The espionage trial of Washington Post correspondent Jason Rezaian in Tehran restarted on Monday, Iran's official IRNA news agency has reported.
It was the second closed-door hearing for the Post's 39-year-old bureau chief, who was detained with his wife, Yeganeh Salehi, and two photojournalists on July 22, 2014. All were later released except Rezaian, who has now been held for more than 300 days.
Rezaian had his first hearing on May 26 in a Revolutionary Court on charges including espionage and propaganda against the Islamic Republic. His family, US officials, the Washington Post, and rights groups have called the accusations absurd, reported the New York Times.
IRNA said two other people detained with Rezaian were also in court on Monday. It did not elaborate or say who those two are, but Rezaian's defense lawyer, Leila Ahsan, has previously said Salehi and one of the two unnamed photojournalists also face trial.
Rezaian is a dual US-Iranian citizen who was born and spent most of his life in the United States. Salehi, a reporter for the National newspaper in Abu Dhabi, remains in Iran, barred from traveling abroad, the Post has said.
At his first hearing, the court alleged that Rezaian had written to President Barack Obama and also cited a trip he made to the US Consulate in Dubai, Iran's semi-official Mehr news agency reported.

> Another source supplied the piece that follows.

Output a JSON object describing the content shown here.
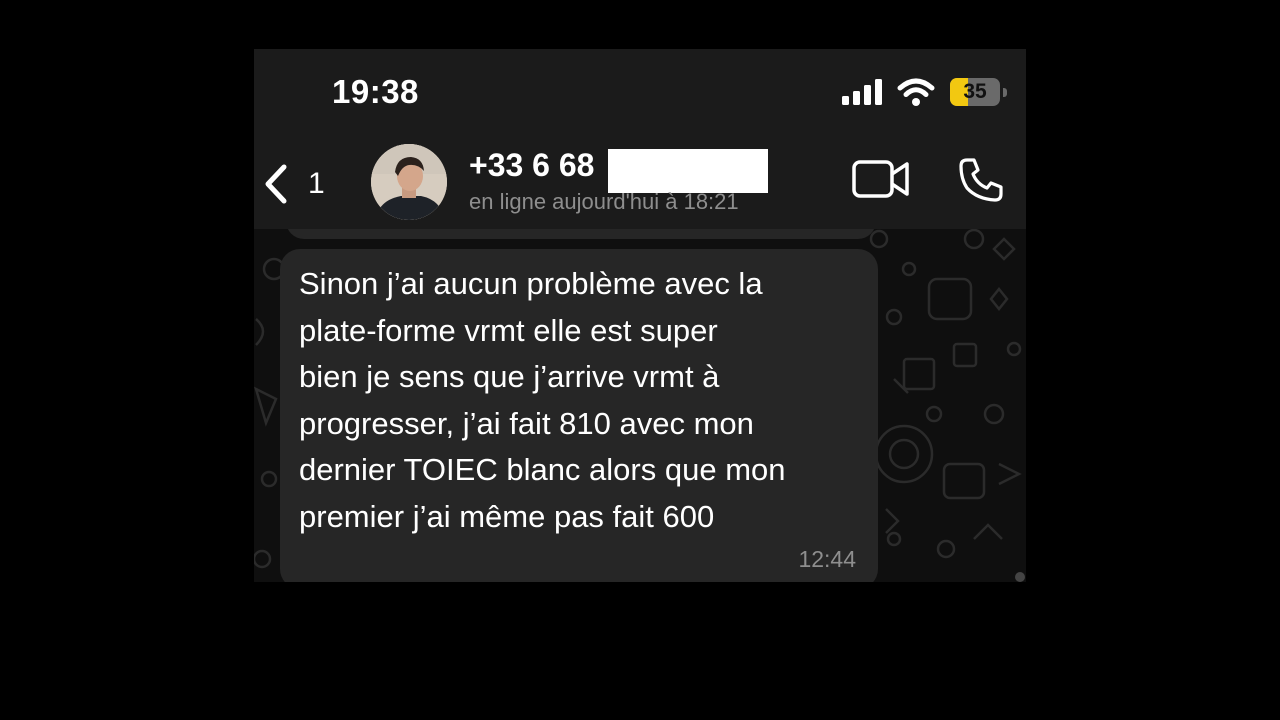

Martin Baron, the Post's executive editor, has disputed the nature of the alleged correspondence, saying that Rezaian filled out an online job application for the Obama administration after the 2008 election, though he was never hired.
The paper has said Rezaian faces 10 to 20 years in prison if convicted. His brother, Ali Rezaian, earlier said that Jason had visited the consulate in Dubai to get a US visa for his wife.
For the last 10 months Rezaian has been kept in the notoriously harsh Evin Prison, which is used to hold activists and other political prisoners. Human rights organizations and former inmates say torture in the jail is "routine" and "widespread."
Media in Iran is tightly censored by the state and the authorities routinely detain, imprison, and intimidate journalists deemed as critical of the regime. In 2014 Reporters Without Borders ranked Iran 173rd out of 180 countries on its World Press Freedom Index. Around 30 journalists are currently being detained by the Iranian authorities; the second highest number in the world.
The Associated Press contributed to this report.